Some of the functions in SQL Server starts with double at signs (@@). Thus, these special characters should be avoided while specifying identifiers.
The subsequent characters can be any letter or at sign (@), a dollar sign ($) or an underscore (_) character. However, use of these special characters in identifiers should be avoided. Underscore (_) character may be used for word separation.
Space should not be used in identifiers. For word separation, either an underscore (_) or Pascal Casing should be used. Wherever possible, usage of underscore (_) should be minimized by using Pascal Casing in identifiers.

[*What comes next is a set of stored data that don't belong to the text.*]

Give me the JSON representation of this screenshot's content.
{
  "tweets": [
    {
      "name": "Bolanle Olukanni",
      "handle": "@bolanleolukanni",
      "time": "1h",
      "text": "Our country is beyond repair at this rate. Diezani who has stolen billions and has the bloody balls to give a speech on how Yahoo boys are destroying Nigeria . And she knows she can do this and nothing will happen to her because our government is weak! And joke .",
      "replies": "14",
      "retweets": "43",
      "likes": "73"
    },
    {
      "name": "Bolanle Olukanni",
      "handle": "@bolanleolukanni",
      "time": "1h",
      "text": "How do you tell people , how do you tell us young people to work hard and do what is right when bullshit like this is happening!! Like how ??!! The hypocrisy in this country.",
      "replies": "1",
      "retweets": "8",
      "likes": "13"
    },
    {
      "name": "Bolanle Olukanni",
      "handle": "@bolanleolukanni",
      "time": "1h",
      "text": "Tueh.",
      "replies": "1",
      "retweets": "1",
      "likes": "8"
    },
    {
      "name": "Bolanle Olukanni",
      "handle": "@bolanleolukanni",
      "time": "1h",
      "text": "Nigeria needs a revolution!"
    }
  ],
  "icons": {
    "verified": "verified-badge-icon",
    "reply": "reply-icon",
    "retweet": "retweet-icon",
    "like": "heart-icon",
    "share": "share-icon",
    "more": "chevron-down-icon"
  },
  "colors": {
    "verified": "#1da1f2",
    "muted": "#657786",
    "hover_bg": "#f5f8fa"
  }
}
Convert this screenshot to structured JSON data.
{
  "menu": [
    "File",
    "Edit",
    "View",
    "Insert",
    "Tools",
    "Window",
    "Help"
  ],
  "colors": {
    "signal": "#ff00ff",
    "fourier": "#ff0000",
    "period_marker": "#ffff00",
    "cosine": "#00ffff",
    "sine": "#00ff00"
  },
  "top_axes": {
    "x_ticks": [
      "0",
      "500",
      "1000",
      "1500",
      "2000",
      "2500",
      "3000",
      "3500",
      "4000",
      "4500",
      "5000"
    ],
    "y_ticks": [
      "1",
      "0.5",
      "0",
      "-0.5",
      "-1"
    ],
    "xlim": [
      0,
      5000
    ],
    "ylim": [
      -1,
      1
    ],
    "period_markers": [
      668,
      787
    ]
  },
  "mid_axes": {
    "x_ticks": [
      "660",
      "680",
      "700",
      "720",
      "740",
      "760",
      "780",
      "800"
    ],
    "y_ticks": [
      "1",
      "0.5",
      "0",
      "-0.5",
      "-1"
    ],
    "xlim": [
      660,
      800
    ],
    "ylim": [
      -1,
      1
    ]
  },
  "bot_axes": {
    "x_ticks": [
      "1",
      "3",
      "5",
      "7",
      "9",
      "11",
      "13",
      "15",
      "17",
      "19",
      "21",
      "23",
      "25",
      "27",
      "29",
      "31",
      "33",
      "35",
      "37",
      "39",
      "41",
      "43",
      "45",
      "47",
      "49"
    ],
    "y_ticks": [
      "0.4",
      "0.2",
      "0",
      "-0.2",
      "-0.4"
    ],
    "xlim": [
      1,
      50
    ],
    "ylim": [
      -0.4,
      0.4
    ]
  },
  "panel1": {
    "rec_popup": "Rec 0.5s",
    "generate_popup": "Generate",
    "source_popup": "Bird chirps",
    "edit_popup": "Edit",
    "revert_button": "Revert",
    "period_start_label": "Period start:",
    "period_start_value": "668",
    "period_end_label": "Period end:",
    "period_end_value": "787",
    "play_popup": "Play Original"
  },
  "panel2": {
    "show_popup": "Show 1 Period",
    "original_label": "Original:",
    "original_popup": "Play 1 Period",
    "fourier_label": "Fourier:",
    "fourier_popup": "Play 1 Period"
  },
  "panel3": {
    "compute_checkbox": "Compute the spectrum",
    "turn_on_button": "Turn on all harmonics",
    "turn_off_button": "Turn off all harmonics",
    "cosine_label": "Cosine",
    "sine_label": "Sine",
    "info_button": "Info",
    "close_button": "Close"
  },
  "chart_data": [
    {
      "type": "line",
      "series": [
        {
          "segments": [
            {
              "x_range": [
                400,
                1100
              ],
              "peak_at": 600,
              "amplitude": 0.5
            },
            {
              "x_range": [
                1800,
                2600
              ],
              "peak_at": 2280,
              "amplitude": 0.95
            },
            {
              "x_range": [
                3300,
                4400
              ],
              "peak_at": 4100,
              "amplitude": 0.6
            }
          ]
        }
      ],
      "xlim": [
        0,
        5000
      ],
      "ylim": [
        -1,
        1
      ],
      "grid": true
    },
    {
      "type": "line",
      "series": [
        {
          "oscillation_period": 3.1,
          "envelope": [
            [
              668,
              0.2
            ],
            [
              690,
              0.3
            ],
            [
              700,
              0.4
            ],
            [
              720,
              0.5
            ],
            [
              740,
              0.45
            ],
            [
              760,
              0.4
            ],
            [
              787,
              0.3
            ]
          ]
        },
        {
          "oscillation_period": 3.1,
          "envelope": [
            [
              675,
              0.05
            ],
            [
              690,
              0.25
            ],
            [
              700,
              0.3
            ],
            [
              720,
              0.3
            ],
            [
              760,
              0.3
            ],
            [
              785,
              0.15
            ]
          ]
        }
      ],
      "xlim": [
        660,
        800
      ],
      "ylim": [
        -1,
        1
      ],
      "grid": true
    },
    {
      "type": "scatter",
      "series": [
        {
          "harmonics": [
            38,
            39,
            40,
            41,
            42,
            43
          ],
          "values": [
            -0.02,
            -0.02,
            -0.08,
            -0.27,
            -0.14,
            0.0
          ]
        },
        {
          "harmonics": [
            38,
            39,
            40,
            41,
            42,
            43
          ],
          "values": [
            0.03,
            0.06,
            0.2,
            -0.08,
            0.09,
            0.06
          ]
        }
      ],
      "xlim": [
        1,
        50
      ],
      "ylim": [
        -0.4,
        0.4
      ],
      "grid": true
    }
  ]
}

For example, an identifier should be specified as ‘CustomerAddress’ instead of ‘Customer_Address’. It achieves the same readability by use of Pascal Casing and also reduces the length of identifiers.
Do not use T-SQL Keywords as object identifiers
Identifiers should be self-explanatory rather than being abbreviations and acronyms and they should indicate their purpose. This helps the developer in understanding the code written by someone else even if comments are not present.
For example, rather than using variable names @A or @i for ‘Sum’ and ‘Loop Counter’ respectively, they should be defined as @Sum and @Counter.